The third installment returns with Elle as she is given the choice to either move across the country to go to Harvard with Noah or go to UC Berkeley with Lee. Meanwhile, she spends her final summer before college attempting to complete a bucket list with Lee, including everything from skydiving to replicating a real-life Mario Kart arena. Throughout the movie, Elle deals with the pressure to spend time with both her boyfriend and friends as much as possible before she goes to college, as well as a new family member in her home. (Spoilers ahead!)

Like the previous films, most of the characters are still unlikable. Elle is annoyingly selfish and portrays herself as an underprivileged girl despite living in a wealthy neighborhood in Los Angeles. Lee is the worst character in the film, acting like a whiny child throughout the movie, throwing a temper tantrum every time Elle wants to do anything that doesn’t involve him and going to Berkeley (not understanding the concept of a long-distance friendship). Noah refuses to help Elle with her bucket list but then gets upset when Elle chooses someone else to help her. Marcus, Elle’s second love interest and one of the few enjoyable characters in the sequel, now acts pushy and constantly pressures Elle to be with him despite knowing she has a boyfriend. The only redeemable characters are Lee’s girlfriend Rachel (Megan Young) and Noah’s friend Chloe (Maisie Richardson-Sellers), two beautiful women who are too supportive and kind to be associated with the main characters for so long.

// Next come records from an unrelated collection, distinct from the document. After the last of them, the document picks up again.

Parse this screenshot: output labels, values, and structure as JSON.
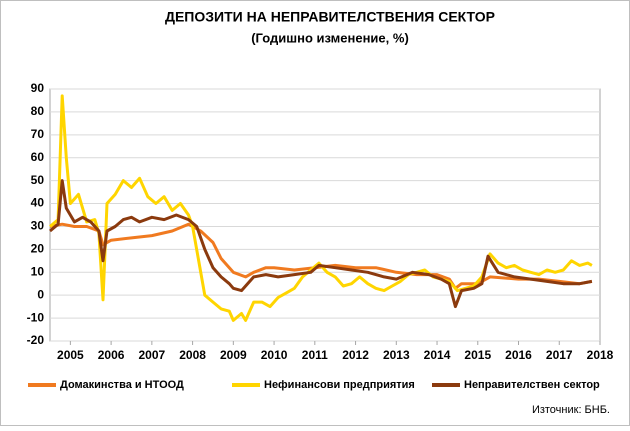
{
  "chart_data": {
    "type": "line",
    "title": "ДЕПОЗИТИ НА НЕПРАВИТЕЛСТВЕНИЯ СЕКТОР",
    "subtitle": "(Годишно изменение, %)",
    "source": "Източник: БНБ.",
    "xlim": [
      2004.5,
      2018
    ],
    "xticks": [
      2005,
      2006,
      2007,
      2008,
      2009,
      2010,
      2011,
      2012,
      2013,
      2014,
      2015,
      2016,
      2017,
      2018
    ],
    "ylim": [
      -20,
      90
    ],
    "yticks": [
      -20,
      -10,
      0,
      10,
      20,
      30,
      40,
      50,
      60,
      70,
      80,
      90
    ],
    "grid": true,
    "series": [
      {
        "name": "Домакинства и НТООД",
        "color": "#f07a20",
        "x": [
          2004.5,
          2004.8,
          2005.1,
          2005.4,
          2005.7,
          2005.8,
          2006.0,
          2006.5,
          2007.0,
          2007.5,
          2007.9,
          2008.2,
          2008.5,
          2008.7,
          2009.0,
          2009.3,
          2009.5,
          2009.8,
          2010.0,
          2010.5,
          2011.0,
          2011.5,
          2012.0,
          2012.5,
          2013.0,
          2013.5,
          2014.0,
          2014.3,
          2014.45,
          2014.6,
          2015.0,
          2015.3,
          2016.0,
          2016.5,
          2017.0,
          2017.5,
          2017.8
        ],
        "values": [
          30,
          31,
          30,
          30,
          28,
          22,
          24,
          25,
          26,
          28,
          31,
          28,
          23,
          16,
          10,
          8,
          10,
          12,
          12,
          11,
          12,
          13,
          12,
          12,
          10,
          9,
          9,
          7,
          3,
          5,
          5,
          8,
          7,
          7,
          6,
          5,
          6
        ]
      },
      {
        "name": "Нефинансови предприятия",
        "color": "#ffd500",
        "x": [
          2004.5,
          2004.7,
          2004.8,
          2004.9,
          2005.0,
          2005.2,
          2005.4,
          2005.6,
          2005.7,
          2005.8,
          2005.9,
          2006.1,
          2006.3,
          2006.5,
          2006.7,
          2006.9,
          2007.1,
          2007.3,
          2007.5,
          2007.7,
          2007.9,
          2008.0,
          2008.15,
          2008.3,
          2008.5,
          2008.7,
          2008.9,
          2009.0,
          2009.2,
          2009.3,
          2009.5,
          2009.7,
          2009.9,
          2010.1,
          2010.3,
          2010.5,
          2010.7,
          2010.9,
          2011.1,
          2011.3,
          2011.5,
          2011.7,
          2011.9,
          2012.1,
          2012.3,
          2012.5,
          2012.7,
          2012.9,
          2013.1,
          2013.3,
          2013.5,
          2013.7,
          2013.9,
          2014.1,
          2014.3,
          2014.5,
          2014.7,
          2014.9,
          2015.1,
          2015.3,
          2015.5,
          2015.7,
          2015.9,
          2016.1,
          2016.3,
          2016.5,
          2016.7,
          2016.9,
          2017.1,
          2017.3,
          2017.5,
          2017.7,
          2017.8
        ],
        "values": [
          30,
          33,
          87,
          60,
          40,
          44,
          32,
          33,
          27,
          -2,
          40,
          44,
          50,
          47,
          51,
          43,
          40,
          43,
          37,
          40,
          35,
          30,
          15,
          0,
          -3,
          -6,
          -7,
          -11,
          -8,
          -11,
          -3,
          -3,
          -5,
          -1,
          1,
          3,
          8,
          11,
          14,
          10,
          8,
          4,
          5,
          8,
          5,
          3,
          2,
          4,
          6,
          9,
          10,
          11,
          8,
          7,
          6,
          2,
          3,
          4,
          8,
          18,
          14,
          12,
          13,
          11,
          10,
          9,
          11,
          10,
          11,
          15,
          13,
          14,
          13
        ]
      },
      {
        "name": "Неправителствен сектор",
        "color": "#8b3a0e",
        "x": [
          2004.5,
          2004.7,
          2004.8,
          2004.9,
          2005.1,
          2005.3,
          2005.5,
          2005.7,
          2005.8,
          2005.9,
          2006.1,
          2006.3,
          2006.5,
          2006.7,
          2007.0,
          2007.3,
          2007.6,
          2007.9,
          2008.1,
          2008.3,
          2008.5,
          2008.7,
          2008.9,
          2009.0,
          2009.2,
          2009.5,
          2009.8,
          2010.1,
          2010.5,
          2010.9,
          2011.1,
          2011.5,
          2011.9,
          2012.3,
          2012.7,
          2013.0,
          2013.4,
          2013.8,
          2014.1,
          2014.3,
          2014.45,
          2014.6,
          2014.9,
          2015.1,
          2015.25,
          2015.5,
          2015.9,
          2016.3,
          2016.7,
          2017.1,
          2017.5,
          2017.8
        ],
        "values": [
          28,
          31,
          50,
          38,
          32,
          34,
          32,
          28,
          15,
          28,
          30,
          33,
          34,
          32,
          34,
          33,
          35,
          33,
          30,
          20,
          12,
          8,
          5,
          3,
          2,
          8,
          9,
          8,
          9,
          10,
          13,
          12,
          11,
          10,
          8,
          7,
          10,
          9,
          7,
          5,
          -5,
          2,
          3,
          5,
          17,
          10,
          8,
          7,
          6,
          5,
          5,
          6
        ]
      }
    ]
  }
}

The ending surprised me the most. Although Elle first decides to go to Harvard with Noah, she later chooses neither Lee nor Noah, instead choosing to go to the University of Southern California and study video game design. She also breaks up with Noah and stands up to Lee, calling him out for his childish behavior before she leaves, which was my favorite part of the film. Although Elle wasn’t my favorite character, I admit it was satisfying to see her finally make her choices for herself rather than for her closest (and toxic) friends and relationships. Throughout the series, Elle spent most of her time trying to please everyone else in her life and strained her relationships with them as a result. Elle realizing her worth as a person and learning to do things on her own helped to further her character development and somewhat improve the film.